The hurt, the need so desperate for closeness that some nights you just pass out, curled up on the bathroom floor after a shower when you realize you can't even smell the scent anymore. The masochist's paradoxical prayer- smash me, desecrate me, break me, use me- just please make this all stop. Complete me. No, I don't care how.
And an empty buzzing answers you back.
There is a detached whimper, a jagged hitch. I realize that it's me. My lenses are blurred. I remove my glasses and press my palms into my eye sockets. Blast my needful frailty.
My fingertips are damp. I press them to my lips, tasting the bitter saline there, the offering. Rain faintly patters far away and on my face.
How cruel can the man be? How can he know- for he surely must know- the fervently ripped prayers, the starving need to be possessed- and do nothing? But who am I to judge? He walks his own tenuous line, where the boundary between fate and the beast is as gossamer as a spider's strand. How can I ask of him any more?

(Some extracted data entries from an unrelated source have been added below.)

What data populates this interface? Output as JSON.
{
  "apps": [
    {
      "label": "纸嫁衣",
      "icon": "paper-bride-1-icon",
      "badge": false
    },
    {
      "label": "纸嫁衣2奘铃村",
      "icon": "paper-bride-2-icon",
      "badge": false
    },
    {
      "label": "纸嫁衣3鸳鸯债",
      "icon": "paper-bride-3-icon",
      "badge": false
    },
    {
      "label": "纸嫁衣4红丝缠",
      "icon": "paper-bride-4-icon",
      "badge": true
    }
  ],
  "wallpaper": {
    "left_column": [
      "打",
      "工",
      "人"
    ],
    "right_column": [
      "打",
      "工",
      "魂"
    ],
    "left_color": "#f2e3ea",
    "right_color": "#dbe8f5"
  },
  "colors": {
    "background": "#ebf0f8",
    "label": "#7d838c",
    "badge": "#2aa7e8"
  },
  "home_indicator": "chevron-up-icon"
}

Still, I want it. My brain is swarming with feverish if-onlys. If only he were here. How one look in those ancient eyes would drive me to silence, how sweet the submission as he would smooth my cheek with the pad of his thumb. How my heart would drown at the cool pressure of his lips murmuring absolving words against mine. The release and friction as deft fingers would untuck my shirttails and flutter against my stomach, tangle in my belt and oh-
The stolen gasp, the quiet shame of solitude. I do believe that need is the most important word in the English language. The wrenching, the repression, the juices, the blindness, the silent pleading.
And the self-pity... The stabbing finger that really is a fate worse than death. Inevitably followed by the realization like vinegar in a knife wound that in the end, none of it matters. That you could die tucked into the fetal position, mummified by your own salt, and nothing would change. That all those hours spent huddled under the stairs were sucked into the hollow void of mocking fate.

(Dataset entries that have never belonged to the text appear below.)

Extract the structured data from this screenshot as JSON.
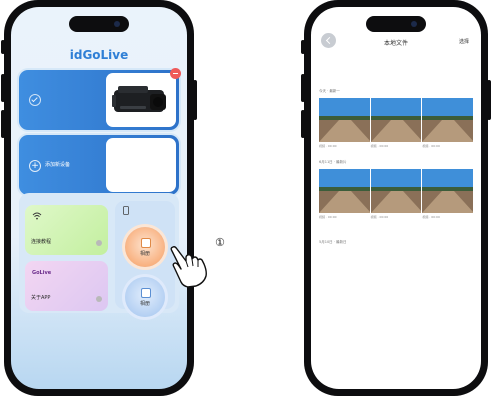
{
  "left_phone": {
    "app_title": "idGoLive",
    "device_card": {
      "status_icon": "check-circle-icon",
      "remove_icon": "minus-icon"
    },
    "add_card": {
      "label": "添加新设备",
      "icon": "plus-circle-icon"
    },
    "tiles": {
      "tutorial": {
        "label": "连接教程",
        "icon": "wifi-icon"
      },
      "about": {
        "label": "关于APP",
        "logo": "GoLive"
      }
    },
    "round_buttons": {
      "album": {
        "label": "相册"
      },
      "record": {
        "label": "相册"
      }
    }
  },
  "annotation": {
    "step": "①"
  },
  "right_phone": {
    "title": "本地文件",
    "select": "选择",
    "groups": [
      {
        "date": "今天 · 最新一",
        "captions": [
          "视频 · 00:00",
          "视频 · 00:00",
          "视频 · 00:00"
        ]
      },
      {
        "date": "6月11日 · 最新片",
        "captions": [
          "视频 · 00:00",
          "视频 · 00:00",
          "视频 · 00:00"
        ]
      },
      {
        "date": "5月10日 · 最新日",
        "captions": []
      }
    ]
  },
  "colors": {
    "accent": "#2f7fd6",
    "card_blue": "#3b88dc",
    "badge_red": "#ef5a5a",
    "orange": "#f7a36a"
  }
}
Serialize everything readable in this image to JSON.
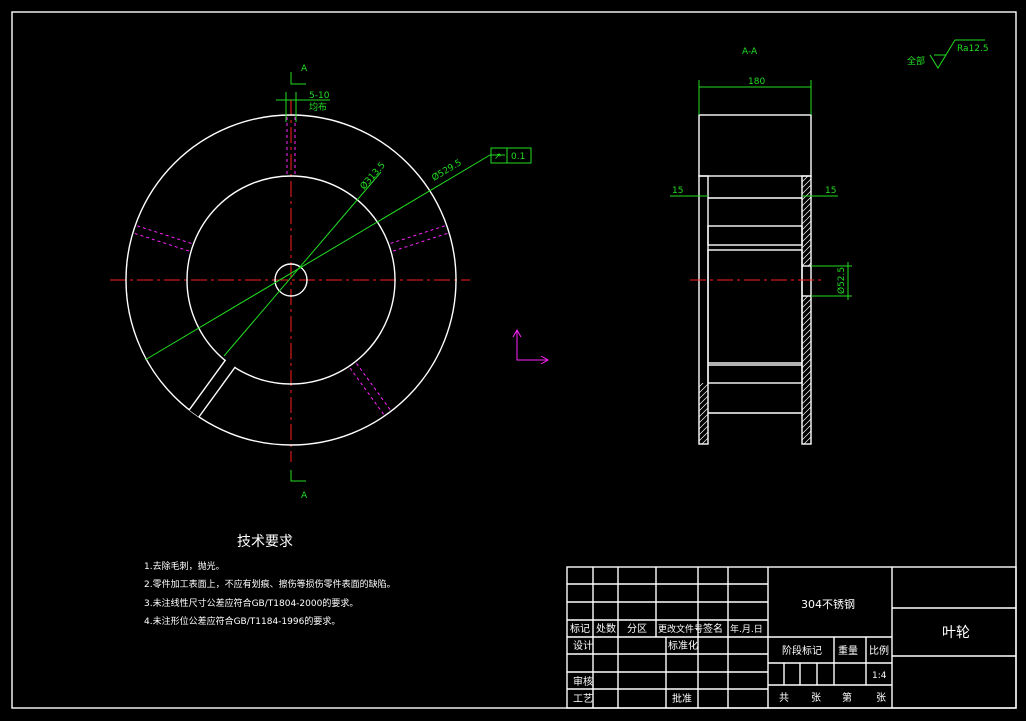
{
  "section_label": "A-A",
  "section_marks": [
    "A",
    "A"
  ],
  "surface_finish": {
    "prefix": "全部",
    "value": "Ra12.5"
  },
  "dimensions": {
    "slot": "5-10",
    "slot_note": "均布",
    "outer_dia": "Ø529.5",
    "inner_dia": "Ø313.5",
    "width": "180",
    "wall_left": "15",
    "wall_right": "15",
    "bore": "Ø52.5"
  },
  "tolerance": {
    "symbol": "↗",
    "value": "0.1"
  },
  "tech_requirements": {
    "title": "技术要求",
    "items": [
      "1.去除毛刺，抛光。",
      "2.零件加工表面上，不应有划痕、擦伤等损伤零件表面的缺陷。",
      "3.未注线性尺寸公差应符合GB/T1804-2000的要求。",
      "4.未注形位公差应符合GB/T1184-1996的要求。"
    ]
  },
  "title_block": {
    "material": "304不锈钢",
    "part_name": "叶轮",
    "header": [
      "标记",
      "处数",
      "分区",
      "更改文件号",
      "签名",
      "年.月.日"
    ],
    "design": "设计",
    "standardization": "标准化",
    "review": "审核",
    "process": "工艺",
    "approve": "批准",
    "stage_mark": "阶段标记",
    "weight": "重量",
    "scale_label": "比例",
    "scale_value": "1:4",
    "sheets": [
      "共",
      "张",
      "第",
      "张"
    ]
  },
  "colors": {
    "outline": "#ffffff",
    "centerline": "#ff2020",
    "dimension": "#22dd22",
    "hidden": "#ff22ff",
    "background": "#000000"
  }
}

The faithless understand it. Me? I'm in denial.
"Wes?" I freeze. I hear his voice, low, the final consonant of my name softly shirring like the crinkle of tissue paper.
"Yes, Angel?" I keep my back to him, no need for him to detect my pain with another of his finely-tuned senses. "I thought you were out."
"Sunlight, Wes. It's only 6:30- I'd rather not get crispy."
"Oh, right." Stupid.
"You okay?" His attempt at acknowledging That Which Is Unsaid.
"Just something in my eye, is all," My attempt at maintaining the illusion for both our sakes.
"Okay, then. I'll be upstairs if you need me."
Oh, dear God. The irony in those words.